There are many great story lines to follow with men’s college basketball this year. There is a wide open field with nearly a dozen teams with a realistic chance to cut the nets down in Arizona April 3rd. Scoring is up, the pace of play is quicker, the game has a great flow to it. There’s can’t miss talent in college basketball and Hall of Fame coaches. In fact, most would argue, this is the greatest generation of active coaches in college basketball history. It’s the best we have ever seen in the game and will ever see. Then why aren’t more people going to the games?
ESPN provided a live look-in at several games in last night’s action. There were far too many empty seats that the cameras couldn’t hide. Great basketball places such as Tulsa, Oklahoma, with a program coming off an NCAA tournament and that is near the top part of it’s conference – can’t fill half of its arena. Drake, with no pro sports to be had near by, won a thrilling overtime affair over Southern Illinois but not enough people witnessed it – the arena was 36% full. Even in the “Queen City”, where they love basketball, with the #20 team in the nation, their Cincinnati Bearcats, who came in and continued undefeated in conference play. There were around 2,400 seats laying empty . The game of the night, Notre Dame at Florida State, which was for the top spot of the ACC, had nearly 2,000 available seats.

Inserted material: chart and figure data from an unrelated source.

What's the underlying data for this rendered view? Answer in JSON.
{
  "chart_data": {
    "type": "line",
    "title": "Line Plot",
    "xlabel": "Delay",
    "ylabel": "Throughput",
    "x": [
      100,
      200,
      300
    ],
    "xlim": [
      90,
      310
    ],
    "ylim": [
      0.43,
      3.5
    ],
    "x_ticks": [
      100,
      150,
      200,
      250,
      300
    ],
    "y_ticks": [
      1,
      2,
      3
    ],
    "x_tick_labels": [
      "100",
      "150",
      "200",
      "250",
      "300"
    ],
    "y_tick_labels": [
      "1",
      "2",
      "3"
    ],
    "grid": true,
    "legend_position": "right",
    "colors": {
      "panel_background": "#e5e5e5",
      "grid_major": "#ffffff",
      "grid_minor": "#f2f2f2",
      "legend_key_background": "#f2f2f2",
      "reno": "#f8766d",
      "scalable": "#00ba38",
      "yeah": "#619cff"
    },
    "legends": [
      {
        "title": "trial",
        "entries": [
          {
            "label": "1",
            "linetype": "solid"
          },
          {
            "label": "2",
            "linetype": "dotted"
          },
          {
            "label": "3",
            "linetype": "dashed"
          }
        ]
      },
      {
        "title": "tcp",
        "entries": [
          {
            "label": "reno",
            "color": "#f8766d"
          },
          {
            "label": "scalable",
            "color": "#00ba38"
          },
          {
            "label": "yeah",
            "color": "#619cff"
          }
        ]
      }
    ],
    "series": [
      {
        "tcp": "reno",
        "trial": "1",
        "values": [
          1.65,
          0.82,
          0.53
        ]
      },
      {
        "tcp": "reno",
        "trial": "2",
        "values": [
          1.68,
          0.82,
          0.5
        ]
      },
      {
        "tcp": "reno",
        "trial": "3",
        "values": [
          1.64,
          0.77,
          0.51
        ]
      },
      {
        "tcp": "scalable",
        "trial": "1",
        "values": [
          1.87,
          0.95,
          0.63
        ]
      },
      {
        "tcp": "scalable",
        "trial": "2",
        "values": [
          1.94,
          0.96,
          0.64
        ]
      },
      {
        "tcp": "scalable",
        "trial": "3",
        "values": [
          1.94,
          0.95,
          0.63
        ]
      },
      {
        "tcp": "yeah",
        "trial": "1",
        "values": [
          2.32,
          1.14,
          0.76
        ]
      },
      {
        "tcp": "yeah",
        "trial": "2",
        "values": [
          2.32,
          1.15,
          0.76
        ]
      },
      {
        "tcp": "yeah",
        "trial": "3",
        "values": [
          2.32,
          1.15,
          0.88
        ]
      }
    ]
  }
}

Why is attendance struggling? Is it too many games? Over 5,500 games will be played in Division 1 basketball. Are too many televised? Live sports has been the last finger in the dam, keeping fledgling cable networks from drowning. The television money has been too good to pass up but perhaps there is long-term damage to the proliferation. For the record, 2015-2016 men’s division basketball attendance was down last year approximately 25 fans per game.
The fear for college basketball is a convergence of three factors:
1) Sports rights fees decline without cable entities having the same subscriber base
We have seen signs of this from ESPN’s much publicized declining subscriber base but it’s not just a big player problem. OneWorld Sports made a deal to broadcast a portion of the Ivy League conference schedule and suddenly the Ivy League pulled most of their games. Late November, OneWorld Sports furloughed much of it’s workforce.
In an interesting move, New Mexico State football has declined televised games forcing Aggie fans to attend if they want to experience it.
2) Fandom is no longer what it was and will continue to deteriorate due to; lack of attention, lack of growing up with the live-sport moment and less first person experience with the sport as youth participation numbers decline. The 2016 Sport and Fitness Industry Association Report showed a decline in core basketball participation (participating more than once a month on average) by 110,000 participants. The math equation is: less participants means less connection with the sport and ultimately less everything (fans, money).
3) The college infrastructure implodes a) students stop/refuse to subsidize athletics b) too much debt between venues, staff salaries and supporting services.
This is my shot of the pre-game huddle of the stands gearing up for MAAC conference play between perennial power Iona taking on a Quinnipiac, January 14th.
When the business model of college basketball stops working for the majority of schools, it won’t be too long before a systematic change is in order.